Treatment of Traveler's Diarrhea
For traveler's diarrhea, treatment should be tailored to severity, with antibiotics plus loperamide recommended for moderate to severe cases, while mild cases can be managed with loperamide or bismuth subsalicylate alone. 1
Severity-Based Treatment Approach
Mild Traveler's Diarrhea (tolerable, doesn't interfere with activities)
- Antibiotics are NOT recommended 2
- Treatment options:
Moderate Traveler's Diarrhea (distressing, interferes with activities)
- Antibiotics may be used 2
- Recommended options:
Azithromycin: Strong recommendation with high-level evidence 2
- Dosing: Single 1000mg dose or 500mg daily for 3 days 1
- Preferred for regions with high fluoroquinolone resistance
Fluoroquinolones (ciprofloxacin, levofloxacin): Strong recommendation with moderate evidence 2
Rifaximin: Weak recommendation with moderate evidence 2
Loperamide: Can be used as monotherapy or adjunctive therapy 2
- Strong recommendation with high-level evidence 2
Severe Traveler's Diarrhea (incapacitating or with dysentery)

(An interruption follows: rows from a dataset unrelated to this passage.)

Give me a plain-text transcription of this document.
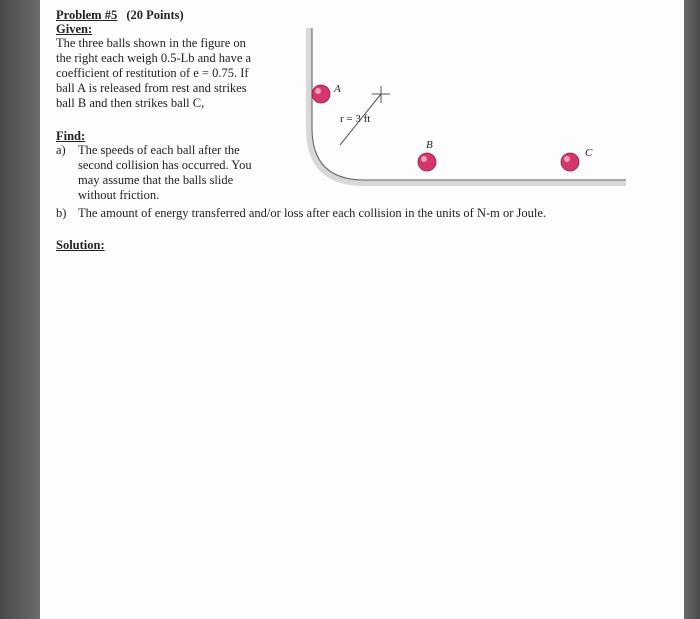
Problem #5 (20 Points)
Given:
The three balls shown in the figure on
the right each weigh 0.5-Lb and have a
coefficient of restitution of e = 0.75. If
ball A is released from rest and strikes
ball B and then strikes ball C,
Find:
a) The speeds of each ball after the
second collision has occurred. You
may assume that the balls slide
without friction.
b) The amount of energy transferred and/or loss after each collision in the units of N-m or Joule.
Solution:
A
B
C
r = 3 ft
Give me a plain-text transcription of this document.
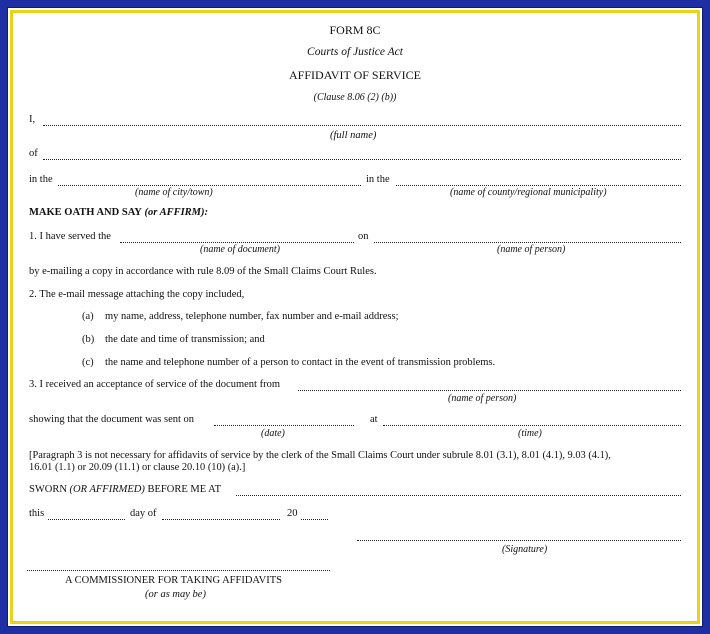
FORM 8C
Courts of Justice Act
AFFIDAVIT OF SERVICE
(Clause 8.06 (2) (b))
I,
(full name)
of
in the	in the
(name of city/town)	(name of county/regional municipality)
MAKE OATH AND SAY (or AFFIRM):
1. I have served the	on
(name of document)	(name of person)
by e-mailing a copy in accordance with rule 8.09 of the Small Claims Court Rules.
2. The e-mail message attaching the copy included,
(a) my name, address, telephone number, fax number and e-mail address;
(b) the date and time of transmission; and
(c) the name and telephone number of a person to contact in the event of transmission problems.
3. I received an acceptance of service of the document from
(name of person)
showing that the document was sent on	at
(date)	(time)
[Paragraph 3 is not necessary for affidavits of service by the clerk of the Small Claims Court under subrule 8.01 (3.1), 8.01 (4.1), 9.03 (4.1),
16.01 (1.1) or 20.09 (11.1) or clause 20.10 (10) (a).]
SWORN (OR AFFIRMED) BEFORE ME AT
this	day of	20
(Signature)
A COMMISSIONER FOR TAKING AFFIDAVITS
(or as may be)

- Antibiotic plus loperamide is the first-line treatment 1
- Azithromycin is preferred for severe cases and dysentery 1
- All cases with blood in stool (dysentery) are considered severe 2, 1
Important Considerations
Antibiotic Selection
- Rifaximin limitations: Should not be used for diarrhea with fever or blood in stool, or when pathogens other than E. coli are suspected 3
- Azithromycin advantages: Effective against fluoroquinolone-resistant Campylobacter 1
- Single-dose regimens are often as effective as multi-day courses for moderate to severe cases 1
When to Seek Medical Attention
- Symptoms persisting beyond 3-5 days despite treatment
- High fever develops or worsens
- Significant dehydration occurs
- Blood appears in stool or increases
- Severe abdominal pain develops 1
Persistent Diarrhea (>14 days)
- Consider:
- Post-infectious irritable bowel syndrome
- Resistant organisms
- Parasitic infections
- Microbiologic testing indicated for persistent symptoms 1
Prevention Strategies
- Antimicrobial prophylaxis is NOT recommended routinely 2, 1
- Bismuth subsalicylate may be considered for prevention 2, 1
- When prophylaxis is indicated (high-risk travelers), rifaximin is recommended over fluoroquinolones 2, 1
Treatment Algorithm
- Assess severity based on impact on activities and presence of blood/fever
- For mild cases: Loperamide or bismuth subsalicylate + oral rehydration
- For moderate cases: Consider antibiotic (azithromycin, fluoroquinolone, or rifaximin) + loperamide
- For severe cases: Azithromycin + loperamide + aggressive rehydration
- For dysentery: Always use azithromycin, never rifaximin
Remember that proper rehydration is essential for all severity levels, and treatment should be started promptly to minimize illness duration and impact on travel activities.